Chemical Biology Platform and Probe Development Center, Broad Institute of MIT and Harvard, 7 Cambridge Center, Cambridge, MA 02142, USA.
Bioorg Med Chem Lett. 2013 Mar 15;23(6):1834-8. doi: 10.1016/j.bmcl.2013.01.025. Epub 2013 Jan 16.

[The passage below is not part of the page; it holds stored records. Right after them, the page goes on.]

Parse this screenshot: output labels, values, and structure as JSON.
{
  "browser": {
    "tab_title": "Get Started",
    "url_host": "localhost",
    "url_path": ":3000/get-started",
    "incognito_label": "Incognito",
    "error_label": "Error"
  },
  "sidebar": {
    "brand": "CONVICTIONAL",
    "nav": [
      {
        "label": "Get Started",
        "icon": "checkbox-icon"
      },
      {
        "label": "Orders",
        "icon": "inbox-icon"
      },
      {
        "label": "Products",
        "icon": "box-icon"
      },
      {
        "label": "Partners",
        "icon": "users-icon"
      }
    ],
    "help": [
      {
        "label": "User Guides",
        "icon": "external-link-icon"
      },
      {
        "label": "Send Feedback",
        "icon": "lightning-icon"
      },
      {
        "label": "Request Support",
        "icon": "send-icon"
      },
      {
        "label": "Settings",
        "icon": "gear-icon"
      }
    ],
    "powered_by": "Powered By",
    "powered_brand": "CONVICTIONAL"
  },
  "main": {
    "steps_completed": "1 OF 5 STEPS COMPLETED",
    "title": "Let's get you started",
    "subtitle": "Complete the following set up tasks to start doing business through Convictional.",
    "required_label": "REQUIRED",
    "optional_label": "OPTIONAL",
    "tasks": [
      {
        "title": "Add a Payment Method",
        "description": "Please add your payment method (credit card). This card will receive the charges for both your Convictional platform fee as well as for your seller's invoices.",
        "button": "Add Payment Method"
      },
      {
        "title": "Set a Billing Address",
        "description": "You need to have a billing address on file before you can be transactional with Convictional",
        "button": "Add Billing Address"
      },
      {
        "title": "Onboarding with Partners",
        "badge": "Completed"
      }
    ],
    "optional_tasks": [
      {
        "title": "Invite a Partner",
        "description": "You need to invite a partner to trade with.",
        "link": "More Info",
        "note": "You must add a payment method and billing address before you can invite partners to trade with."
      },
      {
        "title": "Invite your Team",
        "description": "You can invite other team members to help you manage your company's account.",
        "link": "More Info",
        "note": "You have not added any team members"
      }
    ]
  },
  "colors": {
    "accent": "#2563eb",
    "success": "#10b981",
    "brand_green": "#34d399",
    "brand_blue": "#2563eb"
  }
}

A high-throughput screen (HTS) was conducted against stably propagated cancer stem cell (CSC)-enriched populations using a library of 300,718 compounds from the National Institutes of Health (NIH) Molecular Libraries Small Molecule Repository (MLSMR). A cinnamide analog displayed greater than 20-fold selective inhibition of the breast CSC-like cell line (HMLE_sh_Ecad) over the isogenic control cell line (HMLE_sh_eGFP). Herein, we report structure-activity relationships of this class of cinnamides for selective lethality towards CSC-enriched populations.
采用来自美国国立卫生研究院(NIH)分子库小分子库(MLSMR)的 300718 种化合物库,对稳定增殖的癌症干细胞(CSC)富集群体进行了高通量筛选(HTS)。一种肉桂酰胺类似物对乳腺 CSC 样细胞系(HMLE_sh_Ecad)的选择性抑制作用大于 20 倍,而对同基因对照细胞系(HMLE_sh_eGFP)则没有。在此,我们报告了这类肉桂酰胺的构效关系,它们对 CSC 富集群体具有选择性致死作用。